What people don't really know is that McRitchie is also sometimes a training ground. Other than my weekly jogs and the marathon preparation, the thing that reminds me of McRitchie is an exercise they taught us at sergeant school. How to find your way through a jungle. They called it topography. They gave you a map and a compass, and expected you to make your way through a number of checkpoints. Great fun, unless you failed.

First, we had to learn how to walk in a straight line, and if we didn't, how much we drifted to the left or the right. This is important because if you drift too much you end up walking in great circles and wondering why you get nowhere. We learnt other stuff, like how to read maps for geographical features.

Our training ground was in the jungle between Lower Peirce and McRitchie. Naturally we were instructed to stay away from the jogging tracks. We were also told that the north shore of McRitchie had crocodiles and we had to keep away from the water. It was a little surreal to be in army uniform, and carrying a rifle, in a place that was so vaguely familiar, but this was not the first or the last time I had a feeling like that. It would get even worse when I had to wear an army uniform into an office building but I'm getting ahead of myself.

Some of the ramifications of being in army uniforms and carrying rifles in a place so closed to civilisation were rammed home when they told us a story of some people who got lost, found themselves near Upper Bukit Timah Road, and ended up walking into a petrol station and buying drinks. I think the station staff didn't think they were going to be robbed, but those guys were awarded confinements after the instructors decided to go easy on them and not to charge them.

We were given a signal set per tag team. We quickly found the first 3 checkpoints, but we got stuck at one of the check points. Some people claimed to have found it, but many of them were stuck. I could see a lot of my course mates around that area, cursing and swearing.

Topography was also the one time that I got acquainted with the jungle. Much of the time we were walking around in trails, rather than right in the middle of the trees themselves. We were also given parangs, and if we couldn't find a track, we just bashed our way through. (I know that this sort of behaviour is very unbecoming of visitors to a nature reserve, but jungle training is jungle training.) I remember seeing all kinds of weird plants everywhere. Never bumped into a Rafflesia, thank goodness. There were times when I got my army uniform entangled into a bush of thorns. My army boots still show the scars from the time when I tried to extricate myself from the thorny undergrowth.

In the end, because I couldn't find that last checkpoint, we were all made to go for a second round. The second round was easy, we just had to find 2 checkpoints. I found the first 1 in 5 minutes, and the second one half an hour later.

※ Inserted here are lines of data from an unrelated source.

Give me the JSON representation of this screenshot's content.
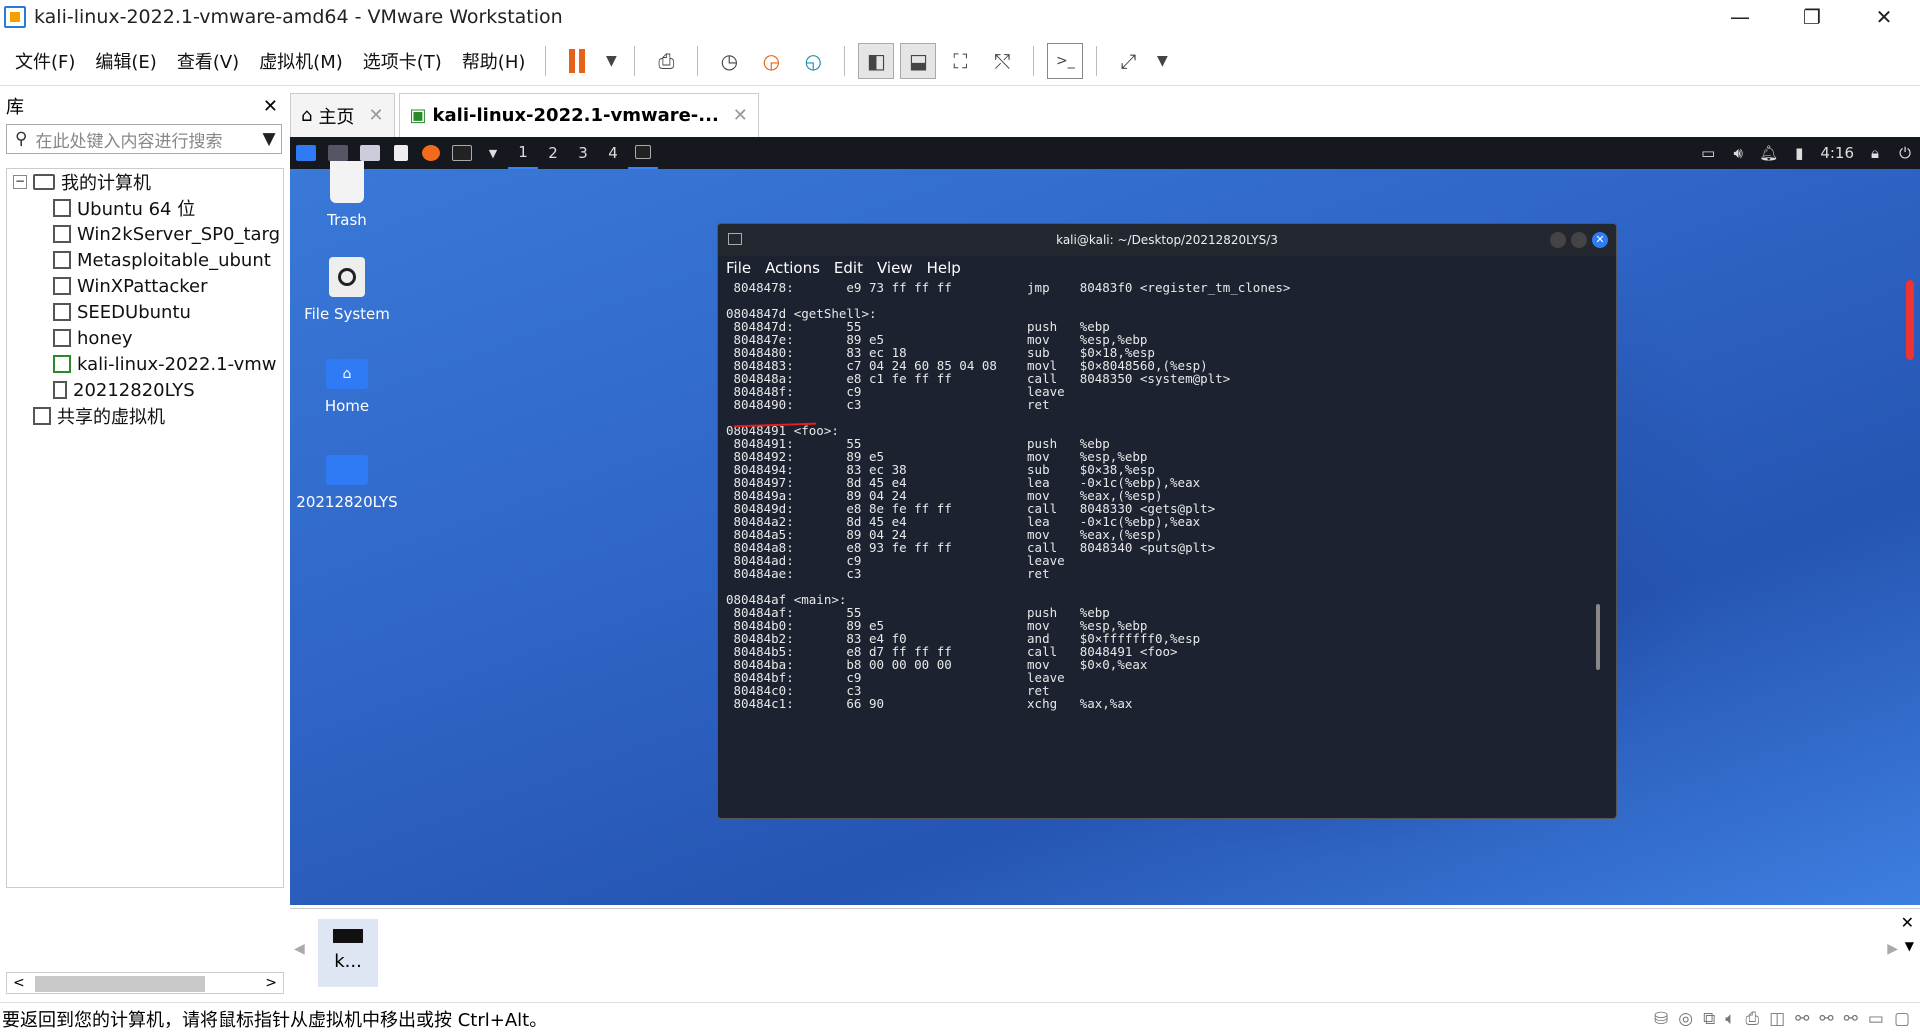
{
  "window": {
    "title": "kali-linux-2022.1-vmware-amd64 - VMware Workstation",
    "min": "—",
    "max": "❐",
    "close": "✕"
  },
  "menu": [
    "文件(F)",
    "编辑(E)",
    "查看(V)",
    "虚拟机(M)",
    "选项卡(T)",
    "帮助(H)"
  ],
  "library": {
    "title": "库",
    "close": "✕",
    "search_placeholder": "在此处键入内容进行搜索",
    "root": "我的计算机",
    "vms": [
      "Ubuntu 64 位",
      "Win2kServer_SP0_targ",
      "Metasploitable_ubunt",
      "WinXPattacker",
      "SEEDUbuntu",
      "honey",
      "kali-linux-2022.1-vmw",
      "20212820LYS"
    ],
    "shared": "共享的虚拟机"
  },
  "tabs": [
    {
      "label": "主页"
    },
    {
      "label": "kali-linux-2022.1-vmware-..."
    }
  ],
  "kali": {
    "workspaces": [
      "1",
      "2",
      "3",
      "4"
    ],
    "clock": "4:16",
    "desktop_icons": [
      "Trash",
      "File System",
      "Home",
      "20212820LYS"
    ],
    "terminal": {
      "title": "kali@kali: ~/Desktop/20212820LYS/3",
      "menu": [
        "File",
        "Actions",
        "Edit",
        "View",
        "Help"
      ],
      "lines": [
        " 8048478:       e9 73 ff ff ff          jmp    80483f0 <register_tm_clones>",
        "",
        "0804847d <getShell>:",
        " 804847d:       55                      push   %ebp",
        " 804847e:       89 e5                   mov    %esp,%ebp",
        " 8048480:       83 ec 18                sub    $0×18,%esp",
        " 8048483:       c7 04 24 60 85 04 08    movl   $0×8048560,(%esp)",
        " 804848a:       e8 c1 fe ff ff          call   8048350 <system@plt>",
        " 804848f:       c9                      leave",
        " 8048490:       c3                      ret",
        "",
        "08048491 <foo>:",
        " 8048491:       55                      push   %ebp",
        " 8048492:       89 e5                   mov    %esp,%ebp",
        " 8048494:       83 ec 38                sub    $0×38,%esp",
        " 8048497:       8d 45 e4                lea    -0×1c(%ebp),%eax",
        " 804849a:       89 04 24                mov    %eax,(%esp)",
        " 804849d:       e8 8e fe ff ff          call   8048330 <gets@plt>",
        " 80484a2:       8d 45 e4                lea    -0×1c(%ebp),%eax",
        " 80484a5:       89 04 24                mov    %eax,(%esp)",
        " 80484a8:       e8 93 fe ff ff          call   8048340 <puts@plt>",
        " 80484ad:       c9                      leave",
        " 80484ae:       c3                      ret",
        "",
        "080484af <main>:",
        " 80484af:       55                      push   %ebp",
        " 80484b0:       89 e5                   mov    %esp,%ebp",
        " 80484b2:       83 e4 f0                and    $0×fffffff0,%esp",
        " 80484b5:       e8 d7 ff ff ff          call   8048491 <foo>",
        " 80484ba:       b8 00 00 00 00          mov    $0×0,%eax",
        " 80484bf:       c9                      leave",
        " 80484c0:       c3                      ret",
        " 80484c1:       66 90                   xchg   %ax,%ax"
      ]
    }
  },
  "thumbnail": {
    "label": "k..."
  },
  "status": "要返回到您的计算机，请将鼠标指针从虚拟机中移出或按 Ctrl+Alt。"
}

What I could not forget about this experience was the night topo, which was mercifully called off after 2 hours. Walking in a rainforest at night is extremely creepy, whether or not you are allowed to use light. All that wandering around in the dark, and it's really too dark to see. This is not Singapore city where light pollution is everywhere. And even if this was not some neighbouring country where the jungle was so dark that you could not see your own outstretched hand, it was tremendously bewildering. I didn't see how they thought we could find anything in a place like this. Imagine having to fight a war in conditions like this. No wonder Vietnam was such a scary experience.

A few years later I read "Heart of Darkness" and I understood that it was a similar terrain that I had been through in my jungle training.

Another thing I could not forget was when one of my course mates lost the handset of his signal set. We were doing a topography exercise when my course mate panicked and realised that his handset was missing. We had to go back to the jungle to find it. They arranged buses to fetch us between our camp in Jurong to McRitchie for around 2 days to go look for the handset, and we were told that we weren't booking out until we had found the handset. On Saturday afternoon, it started to rain, and I will always remember those times, wandering around a jungle, not for training, but to make up for another person's mistake. Eventually our platoon commander announced that it was found.

When I related this incident 1 year later, a friend asked me if it wasn't the case that the platoon commander was the one who stole the handset in the first place, and set us up, in order to punish the whole company for allowing his handset to be burglarised. Knowing what I knew about the platoon commander, I wouldn't put that past him.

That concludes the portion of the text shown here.